疼痛开始使意识模糊,眼前的一切沉入浑浊的昏暗,我们是浩瀚宇宙里永远不能相通的个体吗?一个在这头,一个在那头,各自以自己的轨迹运转。
我们有相遇的一天吗?
那一天有多远?
五年够吗?累
那时你还记得我吗?
我喜欢你,从16岁起,以自己的方式关注了你六年,你喜欢我吗?
遗忘对一个人的恨与厌恶五年就可以了吗?
如果那时候可以,再相见我们可以从头开始吗?
看到我,你为什么总是那么害怕?
不要恨我,不要怕我,不要躲我,更不要逃开我。
因为我想和你在一起,永远……
不管怎么样你这一刻和我拥在一起,听,耳边的枪声不是那么恐怖,把它想象成为我们庆贺的礼炮,它们在喻示着我们是永恒纠结的天体,一个围绕着另一个转,拥有永恒的生命,直到宇宙的尽头。
这一刻,我不怪你了,不怪你去见佟冠楠,不怪你悄悄见了却不承认,也不怪你讨厌我。
你还小,会慢慢明白,我对你的好,并不比姓佟的少。
不明白也没关系,你会明白……
倒在地上,看不清他的面容,钟未昔僵硬地趴在他身上,双手撑着想要起来,他的身体与手臂紧紧地扣着她,怎么也不能如愿,手上不知道怎么的摸到一手的沾湿,举到眼前一看,黑乎乎的是什么粘稠物。闷
心里突然涌上一股巨大的害怕,她抖着手拿近了看,是……是血。
谁的血?她全身没受伤,看向两边开枪射击的保姆,她们也没有,那么是谁?
颤抖的目光转向身上一动不动的身影,异常沉重地压着她,声音被恐慌所攫取,“你起来!”

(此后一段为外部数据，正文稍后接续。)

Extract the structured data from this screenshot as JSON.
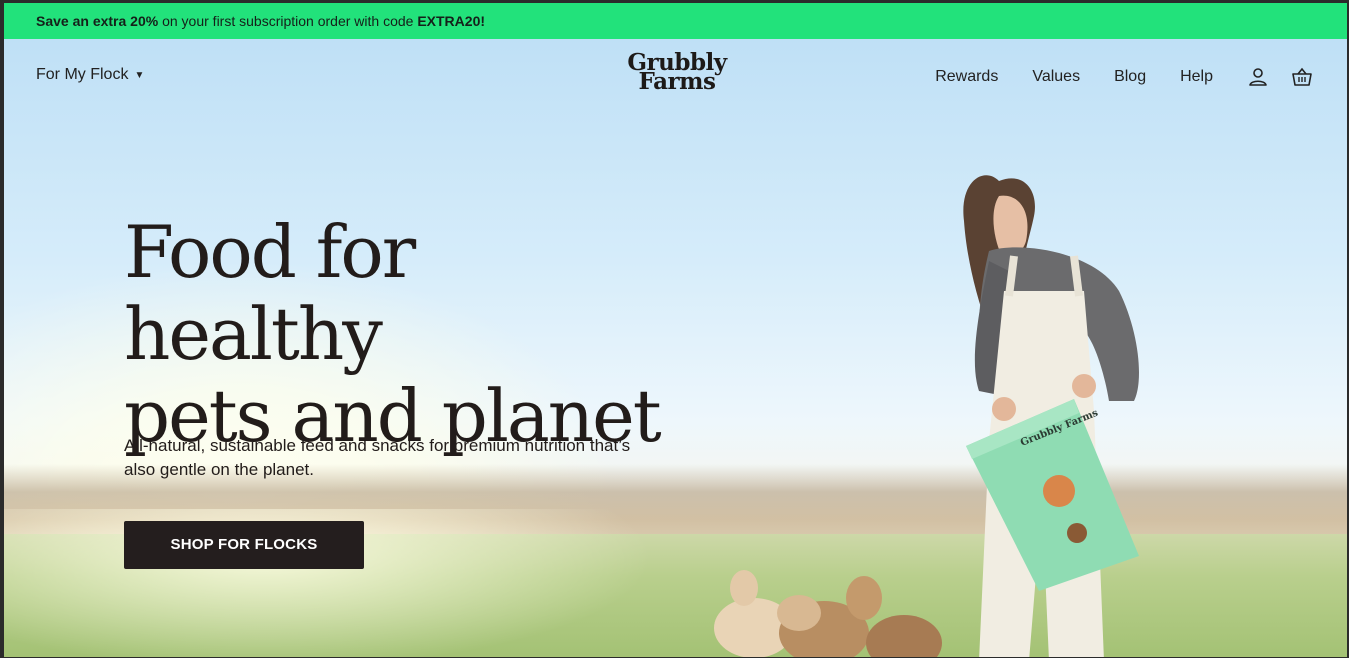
{
  "promo": {
    "prefix_bold": "Save an extra 20%",
    "middle": " on your first subscription order with code ",
    "code": "EXTRA20!"
  },
  "nav": {
    "dropdown_label": "For My Flock",
    "logo_line1": "Grubbly",
    "logo_line2": "Farms",
    "links": [
      "Rewards",
      "Values",
      "Blog",
      "Help"
    ],
    "icons": [
      "account-icon",
      "basket-icon"
    ]
  },
  "hero": {
    "headline_line1": "Food for healthy",
    "headline_line2": "pets and planet",
    "subtext": "All-natural, sustainable feed and snacks for premium nutrition that’s also gentle on the planet.",
    "cta_label": "SHOP FOR FLOCKS",
    "bag_logo": "Grubbly Farms"
  },
  "colors": {
    "promo_bg": "#22e27b",
    "cta_bg": "#241e1e",
    "text": "#221c1a"
  }
}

没声音,没反应,甚至没动作,她呼吸紊乱,顾不得胸口起伏与他产生亲密的磨擦,钟未昔努力挪坐起一点,靠到背后的墙上去,努力睁大眼睛看到他背后腥红一片,真的是他身上的血。
突然不知道如何是好,两个保姆端着枪专注地向外扫射,钟未昔已经无法去理会那一声声的枪响,哆嗦着张嘴,“他……他……”

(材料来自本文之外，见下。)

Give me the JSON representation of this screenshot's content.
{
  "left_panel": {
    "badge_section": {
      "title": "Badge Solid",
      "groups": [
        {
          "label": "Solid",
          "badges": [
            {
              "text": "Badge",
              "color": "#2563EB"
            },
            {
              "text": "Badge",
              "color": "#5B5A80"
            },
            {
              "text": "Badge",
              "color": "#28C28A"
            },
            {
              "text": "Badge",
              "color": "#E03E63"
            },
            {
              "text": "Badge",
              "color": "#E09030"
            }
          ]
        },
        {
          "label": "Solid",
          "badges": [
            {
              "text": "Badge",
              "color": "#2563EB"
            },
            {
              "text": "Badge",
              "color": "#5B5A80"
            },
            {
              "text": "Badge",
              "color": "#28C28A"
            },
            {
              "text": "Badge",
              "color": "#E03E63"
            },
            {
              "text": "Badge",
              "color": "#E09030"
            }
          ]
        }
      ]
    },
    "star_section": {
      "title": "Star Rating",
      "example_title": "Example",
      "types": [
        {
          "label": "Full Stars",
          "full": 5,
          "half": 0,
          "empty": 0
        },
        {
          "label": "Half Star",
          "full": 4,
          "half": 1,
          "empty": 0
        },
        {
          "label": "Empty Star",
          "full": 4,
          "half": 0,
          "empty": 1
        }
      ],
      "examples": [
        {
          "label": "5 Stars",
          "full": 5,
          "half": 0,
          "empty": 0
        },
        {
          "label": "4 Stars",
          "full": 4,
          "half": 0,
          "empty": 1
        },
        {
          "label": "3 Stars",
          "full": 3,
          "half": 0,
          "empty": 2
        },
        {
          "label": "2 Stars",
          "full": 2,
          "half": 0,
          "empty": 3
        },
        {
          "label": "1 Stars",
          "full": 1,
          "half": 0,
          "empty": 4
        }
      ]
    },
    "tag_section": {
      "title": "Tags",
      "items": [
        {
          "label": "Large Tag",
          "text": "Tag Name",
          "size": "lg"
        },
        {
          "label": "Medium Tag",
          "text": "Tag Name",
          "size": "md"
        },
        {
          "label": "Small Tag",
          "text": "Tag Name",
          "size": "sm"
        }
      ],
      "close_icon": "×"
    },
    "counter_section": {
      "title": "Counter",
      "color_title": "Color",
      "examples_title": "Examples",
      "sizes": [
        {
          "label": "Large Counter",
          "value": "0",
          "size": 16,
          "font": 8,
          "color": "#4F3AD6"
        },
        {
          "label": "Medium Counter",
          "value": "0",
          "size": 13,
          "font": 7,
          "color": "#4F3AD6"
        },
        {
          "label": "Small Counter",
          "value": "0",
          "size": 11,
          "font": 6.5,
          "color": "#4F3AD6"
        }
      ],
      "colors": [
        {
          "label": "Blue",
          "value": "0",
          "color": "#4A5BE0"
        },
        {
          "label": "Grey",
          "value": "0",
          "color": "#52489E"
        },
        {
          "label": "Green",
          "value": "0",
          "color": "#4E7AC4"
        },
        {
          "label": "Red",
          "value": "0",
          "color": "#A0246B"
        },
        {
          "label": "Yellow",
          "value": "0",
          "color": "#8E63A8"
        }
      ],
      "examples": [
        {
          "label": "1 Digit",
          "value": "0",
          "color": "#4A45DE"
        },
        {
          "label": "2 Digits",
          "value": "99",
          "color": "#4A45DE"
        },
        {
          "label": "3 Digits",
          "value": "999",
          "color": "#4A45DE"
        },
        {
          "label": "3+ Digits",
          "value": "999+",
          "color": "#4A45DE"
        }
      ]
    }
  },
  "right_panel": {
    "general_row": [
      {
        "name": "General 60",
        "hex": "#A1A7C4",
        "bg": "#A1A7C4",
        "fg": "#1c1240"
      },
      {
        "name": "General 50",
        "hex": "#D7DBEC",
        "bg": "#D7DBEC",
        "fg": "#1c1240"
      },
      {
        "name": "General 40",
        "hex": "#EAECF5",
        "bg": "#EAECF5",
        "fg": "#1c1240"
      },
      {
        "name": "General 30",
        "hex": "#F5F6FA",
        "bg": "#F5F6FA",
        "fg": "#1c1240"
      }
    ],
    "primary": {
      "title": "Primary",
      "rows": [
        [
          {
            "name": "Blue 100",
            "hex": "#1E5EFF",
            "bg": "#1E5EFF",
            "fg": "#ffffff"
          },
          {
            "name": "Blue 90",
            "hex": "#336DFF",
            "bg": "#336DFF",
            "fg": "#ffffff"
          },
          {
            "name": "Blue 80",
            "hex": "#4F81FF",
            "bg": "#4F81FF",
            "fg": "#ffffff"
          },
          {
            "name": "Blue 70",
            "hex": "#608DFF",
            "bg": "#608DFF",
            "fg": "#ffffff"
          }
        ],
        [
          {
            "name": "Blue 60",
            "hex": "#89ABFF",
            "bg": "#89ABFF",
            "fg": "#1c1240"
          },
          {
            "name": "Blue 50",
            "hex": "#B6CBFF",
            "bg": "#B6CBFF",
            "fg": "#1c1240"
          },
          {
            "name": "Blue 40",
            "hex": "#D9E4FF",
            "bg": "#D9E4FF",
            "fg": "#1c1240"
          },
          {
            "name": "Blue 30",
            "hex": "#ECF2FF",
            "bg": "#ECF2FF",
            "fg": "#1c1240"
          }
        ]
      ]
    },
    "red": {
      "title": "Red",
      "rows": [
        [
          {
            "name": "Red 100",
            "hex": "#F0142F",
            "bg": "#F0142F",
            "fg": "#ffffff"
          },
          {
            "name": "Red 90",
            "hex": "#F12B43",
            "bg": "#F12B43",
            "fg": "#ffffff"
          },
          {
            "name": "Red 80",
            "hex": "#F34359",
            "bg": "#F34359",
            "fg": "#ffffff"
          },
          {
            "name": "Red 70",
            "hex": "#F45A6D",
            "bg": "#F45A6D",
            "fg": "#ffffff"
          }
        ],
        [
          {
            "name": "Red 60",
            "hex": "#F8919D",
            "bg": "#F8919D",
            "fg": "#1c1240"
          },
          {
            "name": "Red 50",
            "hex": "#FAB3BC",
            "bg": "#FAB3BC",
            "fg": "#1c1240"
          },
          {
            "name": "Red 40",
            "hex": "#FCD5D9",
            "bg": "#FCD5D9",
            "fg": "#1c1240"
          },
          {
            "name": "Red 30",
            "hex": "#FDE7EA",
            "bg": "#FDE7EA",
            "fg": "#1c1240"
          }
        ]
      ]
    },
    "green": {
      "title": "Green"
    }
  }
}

无奈声音太小,被枪声掩饰,手不知道该往哪儿放为好,只能怯怯地推他,“喂,你别死……”
他纹丝不动,怎么推都不醒,钟未昔瞬间有种大哭的冲动,泪水沿腮簌簌滚落。她站起来走到窗前时,他扑过来挡在她面前,他是那时候受的伤吗?为她受的伤,他为什么要这么做?
“不要怕。”嘶哑的声音意想不到的响起,她颤颤巍巍地睁大眼睛,昏暗中目光相接,一贯冷冽的蓝眸里居然盛着温柔的光。